„Nach Graz gehe ich dir locker zu Fuß“
Bunabass Ceesay floh mit 14 aus Westafrika, jetzt spielt er Fußball beim WAC
Wenn Sissy an seinem Ring dreht, lächelt er. Eigentlich heißt Sissy Bunabass Ceesay. Der junge Gambier sitzt in der LavanttalArena in Wolfsberg und redet am liebsten über Fußball. Der Sport ist die einzige Konstante, die sich durch sein Leben zieht: „Ich denke den ganzen Tag an nichts anderes, ich will es schaffen.“
Als 14-Jähriger musste Ceesay Gambia verlassen. Sein Vater war vier Jahre zuvor bei einem Verkehrsunfall ums Leben gekommen. Er kam ins Visier von Erbstreitigkeiten, musste plötzlich Angst um sein Leben haben. „Ich habe in der Nacht meine Sachen gepackt und bin zu Fuß los. Es gab keinen anderen Ausweg“, sagt Ceesay. Seine Mutter habe er zurückgelassen, Kontakt gibt es seither keinen mehr. Einziges Erinnerungsstück ist der Ring an Ceesays Finger.
Sein Weg führte den Buben großteils zu Fuß und mit einem Schlauchboot über die Türkei nach Griechenland. Dort lebte er auf der Straße, hatte oft nichts zu essen. Über Ungarn und Traiskirchen kam Ceesay ins Toskana-Haus für unbegleitete minderjährige Flüchtlinge bei Graz.

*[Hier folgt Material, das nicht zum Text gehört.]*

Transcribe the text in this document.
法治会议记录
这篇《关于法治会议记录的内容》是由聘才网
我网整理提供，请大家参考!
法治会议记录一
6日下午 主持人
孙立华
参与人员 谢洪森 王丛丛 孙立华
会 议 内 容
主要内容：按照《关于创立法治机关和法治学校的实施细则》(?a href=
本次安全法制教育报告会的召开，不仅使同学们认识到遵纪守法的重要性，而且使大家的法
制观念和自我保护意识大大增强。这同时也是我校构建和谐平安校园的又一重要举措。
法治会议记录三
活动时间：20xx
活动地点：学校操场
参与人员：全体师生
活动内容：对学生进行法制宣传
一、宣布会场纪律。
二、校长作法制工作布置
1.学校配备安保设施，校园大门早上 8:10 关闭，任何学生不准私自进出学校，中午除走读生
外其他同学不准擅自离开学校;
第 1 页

Die Füße standen wieder im Mittelpunkt: „Ich habe mit den anderen gekickt und mich erkundigt, bei welchem Verein man in Graz am besten anfängt zu spielen.“Diese Gretchenfrage des Grazer Fußballs führte ihn zum unterklassigen GAK. Man zeigte sich begeistert: „Er hat uns überzeugt. Seine Schnelligkeit ist herausragend“, sagt Heinz Lienhart, ehemaliger GAK-Profi. Der 36-Jährige kümmert sich auch privat um den jungen Flüchtling, geht mit ihm einkaufen, kocht und steht ihm bei rechtlichen Fragen bei. Neben dem Fußballspielen besuchte Ceesay eine polytechnische Schule in Graz. Bunabass Ceesay aus Gambia
16. Teil
Wenn Ceesay über Fußball spricht, glänzen seine Augen. Vorbild? Klar, Lionel Messi. Zukunftspläne? „Ich möchte bei Real Madrid spielen, viel Geld verdienen und anderen jungen Flüchtlingen helfen.“Aber vor Madrid ist da noch Wolfsberg: Nach zwei guten Saisonen beim GAK, der mit Mannschaft, Trainer und Fans „eine Familie“für Ceesay geworden sei, kam er auf Leihbasis zum Kärntner Bundesligaverein WAC. Dort soll er über die zweite Mannschaft weiter in Richtung Profi gehen.
Ceesay lebt jetzt in Wolfsberg. Die Distanz zu Graz und seinem Leben in den vergangenen Jahren sei kein Problem: „Wie weit ist das? Das geh ich dir locker zu Fuß“, sagt er und dreht lächelnd an seinem Ring.